The department’s structure gives them the opportunity to address those issues on two fronts. The bachelor of science in environmental science prepares them to work as environmental scientists through courses in natural science and mathematics, while the bachelor of arts in environmental studies emphasizes the non-science aspects of the environmental field, such as policy and sustainability efforts.

Regardless of which approach they take, Burkholder says graduates have a track record of launching successful careers in a wide range of fields. 

Michelle Vuto ’13, for example, graduated from the environmental studies program and now works for the U.S. Environmental Protection Agency (EPA).

“Through my science courses, I developed strong analytical skills and comfort in writing scientific reports,” says Vuto, who works in Boston, assisting with the implementation of stormwater permits in New England. “The interdisciplinary approach of the program allowed me to explore different sides of environmental science and how they impact society, such as learning about the unfair inequalities in access to clean air and water.”

Liam Rendall ’18, who is also an environmental studies graduate, credits the mentoring of department faculty for providing him with a strong education.

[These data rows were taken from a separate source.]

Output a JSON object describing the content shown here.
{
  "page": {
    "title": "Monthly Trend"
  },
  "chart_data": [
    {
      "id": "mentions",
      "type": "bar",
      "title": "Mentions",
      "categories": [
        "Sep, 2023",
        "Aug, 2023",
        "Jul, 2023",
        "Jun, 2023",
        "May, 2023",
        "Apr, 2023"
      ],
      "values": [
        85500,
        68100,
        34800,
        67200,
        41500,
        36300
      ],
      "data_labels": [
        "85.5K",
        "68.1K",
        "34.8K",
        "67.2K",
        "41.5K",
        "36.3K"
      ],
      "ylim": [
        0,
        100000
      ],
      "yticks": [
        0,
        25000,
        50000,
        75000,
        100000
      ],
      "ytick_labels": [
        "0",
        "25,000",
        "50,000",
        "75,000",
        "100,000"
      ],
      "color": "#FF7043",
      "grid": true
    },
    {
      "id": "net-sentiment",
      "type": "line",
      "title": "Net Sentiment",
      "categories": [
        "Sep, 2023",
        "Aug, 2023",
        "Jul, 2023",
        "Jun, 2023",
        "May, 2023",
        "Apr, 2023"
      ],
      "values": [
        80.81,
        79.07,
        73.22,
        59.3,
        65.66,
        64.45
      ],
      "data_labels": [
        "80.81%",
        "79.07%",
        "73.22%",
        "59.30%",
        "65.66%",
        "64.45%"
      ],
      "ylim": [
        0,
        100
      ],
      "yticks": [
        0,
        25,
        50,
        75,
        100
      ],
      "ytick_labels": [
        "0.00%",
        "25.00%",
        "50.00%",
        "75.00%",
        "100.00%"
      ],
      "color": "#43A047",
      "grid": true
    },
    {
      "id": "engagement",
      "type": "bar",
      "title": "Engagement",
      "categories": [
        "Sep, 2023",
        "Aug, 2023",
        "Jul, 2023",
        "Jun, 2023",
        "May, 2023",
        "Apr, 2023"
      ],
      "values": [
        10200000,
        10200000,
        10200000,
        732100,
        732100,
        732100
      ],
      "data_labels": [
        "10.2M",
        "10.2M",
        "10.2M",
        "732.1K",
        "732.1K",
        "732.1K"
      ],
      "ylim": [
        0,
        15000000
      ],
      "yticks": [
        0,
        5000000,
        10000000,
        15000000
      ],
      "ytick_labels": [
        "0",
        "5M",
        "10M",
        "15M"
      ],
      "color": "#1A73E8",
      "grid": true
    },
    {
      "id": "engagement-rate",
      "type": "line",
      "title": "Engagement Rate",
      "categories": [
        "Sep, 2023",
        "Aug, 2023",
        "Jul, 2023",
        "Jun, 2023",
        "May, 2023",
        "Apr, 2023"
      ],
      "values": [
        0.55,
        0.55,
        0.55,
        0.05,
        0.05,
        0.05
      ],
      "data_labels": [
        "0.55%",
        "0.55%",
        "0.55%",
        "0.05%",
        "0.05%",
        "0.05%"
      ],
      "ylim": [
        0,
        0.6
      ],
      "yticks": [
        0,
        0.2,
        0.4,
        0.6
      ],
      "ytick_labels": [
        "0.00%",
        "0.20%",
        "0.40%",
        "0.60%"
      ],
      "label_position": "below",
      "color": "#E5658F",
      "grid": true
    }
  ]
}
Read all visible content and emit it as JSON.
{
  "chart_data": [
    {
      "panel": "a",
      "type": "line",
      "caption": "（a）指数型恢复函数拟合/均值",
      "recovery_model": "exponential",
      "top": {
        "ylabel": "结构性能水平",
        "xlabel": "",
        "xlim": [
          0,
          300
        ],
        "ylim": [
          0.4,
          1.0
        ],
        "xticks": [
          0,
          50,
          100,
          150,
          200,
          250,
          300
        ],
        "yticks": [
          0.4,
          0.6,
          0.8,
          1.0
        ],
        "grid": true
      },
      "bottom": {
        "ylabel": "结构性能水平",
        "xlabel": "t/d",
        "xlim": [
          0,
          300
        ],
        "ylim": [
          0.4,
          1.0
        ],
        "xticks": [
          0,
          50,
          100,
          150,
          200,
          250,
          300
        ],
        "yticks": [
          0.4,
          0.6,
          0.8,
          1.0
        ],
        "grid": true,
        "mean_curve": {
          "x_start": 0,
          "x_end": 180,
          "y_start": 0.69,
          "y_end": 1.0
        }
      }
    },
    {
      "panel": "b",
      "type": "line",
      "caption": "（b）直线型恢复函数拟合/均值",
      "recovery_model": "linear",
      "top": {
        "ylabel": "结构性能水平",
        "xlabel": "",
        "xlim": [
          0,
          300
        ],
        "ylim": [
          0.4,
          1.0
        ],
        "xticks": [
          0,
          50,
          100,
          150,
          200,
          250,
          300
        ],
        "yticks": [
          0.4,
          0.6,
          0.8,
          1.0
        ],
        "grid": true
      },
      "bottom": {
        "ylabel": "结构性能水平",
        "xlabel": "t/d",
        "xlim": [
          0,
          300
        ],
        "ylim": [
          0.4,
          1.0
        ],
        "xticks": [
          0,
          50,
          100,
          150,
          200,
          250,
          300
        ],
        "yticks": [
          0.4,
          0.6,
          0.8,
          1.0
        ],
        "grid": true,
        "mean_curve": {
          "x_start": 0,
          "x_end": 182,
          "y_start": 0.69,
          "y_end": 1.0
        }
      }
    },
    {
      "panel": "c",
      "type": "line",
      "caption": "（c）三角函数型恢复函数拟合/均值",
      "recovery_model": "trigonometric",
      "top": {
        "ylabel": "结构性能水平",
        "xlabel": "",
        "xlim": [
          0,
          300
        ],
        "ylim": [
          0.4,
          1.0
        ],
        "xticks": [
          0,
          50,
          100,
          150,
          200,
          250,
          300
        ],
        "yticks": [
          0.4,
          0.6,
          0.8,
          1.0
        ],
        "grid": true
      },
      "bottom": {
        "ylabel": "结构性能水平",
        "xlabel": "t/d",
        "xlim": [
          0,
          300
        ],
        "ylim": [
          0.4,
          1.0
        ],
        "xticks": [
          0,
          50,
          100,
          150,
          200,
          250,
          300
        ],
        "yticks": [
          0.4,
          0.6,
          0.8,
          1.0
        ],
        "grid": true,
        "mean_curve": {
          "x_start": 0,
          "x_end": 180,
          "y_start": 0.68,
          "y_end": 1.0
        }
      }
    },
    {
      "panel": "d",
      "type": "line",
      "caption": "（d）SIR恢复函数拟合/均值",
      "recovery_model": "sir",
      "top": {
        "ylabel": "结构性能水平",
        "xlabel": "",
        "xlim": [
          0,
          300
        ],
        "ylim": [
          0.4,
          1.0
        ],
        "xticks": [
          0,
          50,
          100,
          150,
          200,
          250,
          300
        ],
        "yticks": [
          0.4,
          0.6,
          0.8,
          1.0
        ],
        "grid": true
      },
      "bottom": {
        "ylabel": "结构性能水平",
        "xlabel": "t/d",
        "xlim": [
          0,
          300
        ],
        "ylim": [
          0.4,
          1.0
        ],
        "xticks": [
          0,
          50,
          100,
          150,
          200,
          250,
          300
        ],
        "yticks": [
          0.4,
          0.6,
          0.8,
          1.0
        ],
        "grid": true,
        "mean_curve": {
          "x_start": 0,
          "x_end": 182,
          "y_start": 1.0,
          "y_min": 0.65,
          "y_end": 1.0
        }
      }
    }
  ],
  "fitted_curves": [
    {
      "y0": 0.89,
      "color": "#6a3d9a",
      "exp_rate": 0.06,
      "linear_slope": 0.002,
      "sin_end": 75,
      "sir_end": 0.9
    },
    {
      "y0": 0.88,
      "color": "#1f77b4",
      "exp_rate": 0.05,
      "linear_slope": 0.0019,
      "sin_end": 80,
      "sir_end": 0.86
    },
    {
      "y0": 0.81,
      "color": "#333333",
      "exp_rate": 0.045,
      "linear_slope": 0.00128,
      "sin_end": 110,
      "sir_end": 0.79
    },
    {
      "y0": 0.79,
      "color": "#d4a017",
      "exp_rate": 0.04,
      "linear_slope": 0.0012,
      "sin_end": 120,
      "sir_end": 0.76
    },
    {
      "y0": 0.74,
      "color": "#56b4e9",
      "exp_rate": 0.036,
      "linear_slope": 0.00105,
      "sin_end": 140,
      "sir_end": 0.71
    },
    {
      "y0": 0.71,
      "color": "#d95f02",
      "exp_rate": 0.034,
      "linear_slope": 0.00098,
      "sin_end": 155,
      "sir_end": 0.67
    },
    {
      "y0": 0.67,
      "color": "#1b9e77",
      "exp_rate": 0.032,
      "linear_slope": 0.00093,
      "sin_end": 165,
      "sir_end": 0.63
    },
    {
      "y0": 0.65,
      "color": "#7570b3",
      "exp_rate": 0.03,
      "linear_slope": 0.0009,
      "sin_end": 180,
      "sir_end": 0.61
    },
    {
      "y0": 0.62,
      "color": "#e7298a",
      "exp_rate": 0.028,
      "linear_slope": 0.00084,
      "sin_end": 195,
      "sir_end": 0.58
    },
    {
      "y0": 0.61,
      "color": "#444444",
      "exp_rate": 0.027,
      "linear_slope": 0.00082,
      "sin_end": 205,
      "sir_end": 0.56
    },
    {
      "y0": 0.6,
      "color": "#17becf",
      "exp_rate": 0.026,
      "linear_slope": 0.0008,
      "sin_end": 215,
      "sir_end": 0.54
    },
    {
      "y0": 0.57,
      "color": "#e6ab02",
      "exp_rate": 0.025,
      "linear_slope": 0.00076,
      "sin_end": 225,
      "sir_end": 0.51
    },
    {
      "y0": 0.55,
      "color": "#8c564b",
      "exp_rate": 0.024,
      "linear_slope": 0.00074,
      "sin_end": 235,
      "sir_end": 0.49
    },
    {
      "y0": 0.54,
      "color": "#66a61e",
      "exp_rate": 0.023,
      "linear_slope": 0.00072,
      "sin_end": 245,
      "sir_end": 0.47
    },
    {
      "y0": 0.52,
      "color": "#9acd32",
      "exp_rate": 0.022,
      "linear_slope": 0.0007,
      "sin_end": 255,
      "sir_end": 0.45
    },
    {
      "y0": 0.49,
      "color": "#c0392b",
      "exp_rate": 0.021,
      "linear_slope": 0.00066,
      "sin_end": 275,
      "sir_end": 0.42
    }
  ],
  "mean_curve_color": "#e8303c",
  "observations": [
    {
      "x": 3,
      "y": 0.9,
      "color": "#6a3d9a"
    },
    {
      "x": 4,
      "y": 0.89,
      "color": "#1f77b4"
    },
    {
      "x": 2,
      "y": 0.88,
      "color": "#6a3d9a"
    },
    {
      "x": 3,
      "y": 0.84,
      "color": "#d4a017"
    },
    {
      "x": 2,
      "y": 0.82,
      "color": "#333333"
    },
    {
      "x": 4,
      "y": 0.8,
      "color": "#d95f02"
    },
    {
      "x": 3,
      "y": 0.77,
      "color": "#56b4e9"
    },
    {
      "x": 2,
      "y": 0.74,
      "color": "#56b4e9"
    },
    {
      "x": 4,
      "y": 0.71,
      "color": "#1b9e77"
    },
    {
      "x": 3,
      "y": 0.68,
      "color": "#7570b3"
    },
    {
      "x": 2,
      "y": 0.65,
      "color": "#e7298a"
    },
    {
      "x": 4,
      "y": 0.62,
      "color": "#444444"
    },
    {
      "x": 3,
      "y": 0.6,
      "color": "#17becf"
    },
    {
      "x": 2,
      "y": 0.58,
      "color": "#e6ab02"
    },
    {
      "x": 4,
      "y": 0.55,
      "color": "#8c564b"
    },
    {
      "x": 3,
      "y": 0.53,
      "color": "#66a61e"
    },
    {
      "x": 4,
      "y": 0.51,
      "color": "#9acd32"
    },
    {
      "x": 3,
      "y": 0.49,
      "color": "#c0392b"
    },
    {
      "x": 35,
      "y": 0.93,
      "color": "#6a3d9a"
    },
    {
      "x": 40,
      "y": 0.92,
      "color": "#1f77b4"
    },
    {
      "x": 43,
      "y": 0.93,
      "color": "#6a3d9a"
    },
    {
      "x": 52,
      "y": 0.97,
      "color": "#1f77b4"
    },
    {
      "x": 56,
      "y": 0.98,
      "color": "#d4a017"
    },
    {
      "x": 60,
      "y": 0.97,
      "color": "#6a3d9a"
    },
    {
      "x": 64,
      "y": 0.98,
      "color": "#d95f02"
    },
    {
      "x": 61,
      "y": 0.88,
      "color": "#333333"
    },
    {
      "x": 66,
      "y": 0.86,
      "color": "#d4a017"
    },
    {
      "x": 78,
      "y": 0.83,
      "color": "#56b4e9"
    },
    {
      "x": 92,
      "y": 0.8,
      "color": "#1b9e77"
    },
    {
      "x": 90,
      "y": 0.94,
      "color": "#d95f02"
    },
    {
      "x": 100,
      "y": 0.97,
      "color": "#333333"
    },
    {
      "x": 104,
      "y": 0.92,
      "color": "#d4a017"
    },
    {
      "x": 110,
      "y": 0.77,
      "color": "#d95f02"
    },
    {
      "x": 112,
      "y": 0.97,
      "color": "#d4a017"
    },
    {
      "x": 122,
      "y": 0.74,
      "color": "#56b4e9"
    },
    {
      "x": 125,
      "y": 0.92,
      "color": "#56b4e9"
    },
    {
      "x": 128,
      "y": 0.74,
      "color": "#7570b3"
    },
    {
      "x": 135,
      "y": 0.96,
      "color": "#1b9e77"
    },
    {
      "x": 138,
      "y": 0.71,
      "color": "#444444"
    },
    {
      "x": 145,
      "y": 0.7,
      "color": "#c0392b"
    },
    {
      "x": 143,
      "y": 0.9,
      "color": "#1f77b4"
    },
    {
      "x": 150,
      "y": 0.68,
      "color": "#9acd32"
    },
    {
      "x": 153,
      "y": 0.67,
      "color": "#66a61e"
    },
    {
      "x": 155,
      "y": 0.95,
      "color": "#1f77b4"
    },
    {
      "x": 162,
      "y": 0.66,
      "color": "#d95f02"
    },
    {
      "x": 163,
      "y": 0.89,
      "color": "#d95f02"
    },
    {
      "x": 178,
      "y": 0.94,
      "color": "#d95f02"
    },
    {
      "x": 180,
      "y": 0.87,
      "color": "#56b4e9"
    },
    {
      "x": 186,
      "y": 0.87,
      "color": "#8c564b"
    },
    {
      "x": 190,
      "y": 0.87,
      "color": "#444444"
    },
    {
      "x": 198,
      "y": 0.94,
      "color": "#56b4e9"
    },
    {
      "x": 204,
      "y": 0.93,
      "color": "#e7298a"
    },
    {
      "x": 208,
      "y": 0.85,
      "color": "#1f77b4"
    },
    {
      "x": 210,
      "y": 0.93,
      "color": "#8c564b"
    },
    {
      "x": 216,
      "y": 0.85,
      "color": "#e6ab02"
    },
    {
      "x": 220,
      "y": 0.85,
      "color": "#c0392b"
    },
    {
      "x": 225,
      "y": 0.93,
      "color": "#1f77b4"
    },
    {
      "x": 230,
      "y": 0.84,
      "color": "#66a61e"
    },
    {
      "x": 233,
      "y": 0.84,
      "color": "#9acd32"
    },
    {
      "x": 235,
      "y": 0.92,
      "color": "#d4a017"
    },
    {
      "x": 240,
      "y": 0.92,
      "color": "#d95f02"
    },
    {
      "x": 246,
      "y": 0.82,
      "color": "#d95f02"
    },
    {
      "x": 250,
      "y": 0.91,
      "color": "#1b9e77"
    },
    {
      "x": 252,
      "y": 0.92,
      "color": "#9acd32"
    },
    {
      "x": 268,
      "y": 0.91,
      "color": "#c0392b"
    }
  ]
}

“By allowing me the flexibility to find a passion within the environmental field, the department helped me gain a strong technical understanding of environmental regulations and principles as well as the challenges the environment is facing,” he says. Currently, Rendall is an environmental scientist at AECOM, where he provides environmental services to infrastructure and civil engineering projects.

Burkholder said that there are a number of key resources available to help students find a path that fits their interest. One of the most beneficial is personalized faculty advising. She says that faculty members all have active research agendas and welcome students into their labs. Students also benefit from the department’s collaboration with The Farm at Stonehill, where many of them volunteer.

Alexandra Vo '20
Alexandra Vo ’20, who works in Philadelphia as a water resource design engineer at private engineering consultant Johnson, Mirmiran & Thompson.

For Alexandra Vo ’20, who major in environmental science and later went on to earn an environmental engineering graduate degree, the course offerings and program structure at Stonehill were particularly important to her successful launch into the field.

“I believe that taking classes geared towards environmental sciences helped me acquire knowledge which I have found very useful as I have applied them to my current job,” said Vo, who works in Philadelphia as a water resource design engineer at private engineering consultant Johnson, Mirmiran & Thompson. 

There, she designs underground storage basins that collect stormwater during rain events. Her day-to-day duties include using a computer-aided design application called AutoCAD, which essentially allows her to perform 2D and 3D modeling of the basins she designs. Vo says that her time as an environmental science major made a significant impact on her career.

“Taking engineering courses has helped my problem-solving skills, which really allows me to perform calculations needed to analyze pipe flow, basin capacity, etc. And on the other hand, taking environmental courses has helped me see the value of our world’s natural resources as well as understand how all water systems connect and relate to one another.”

Kristina McEvoy ’23

Kristina McEvoy ’23 said that as an aspiring conservation biologist, her Conservation Biology and Wildlife Conservation courses solidified her enthusiasm for conservation and that her passion for protecting wildlife allowed her to pursue unique opportunities. Her senior thesis – working with faculty and the New Hampshire Fish & Game Department – investigated moose-vehicle collisions in New Hampshire.

McEvoy, who also participated in the Stonehill Undergraduate Research Experience, says she feels ready to pursue her goal of a doctorate in conservation biology.

“As an environmental science major, I now possess all the tools to educate the community and lead the mission to conserve our planet.”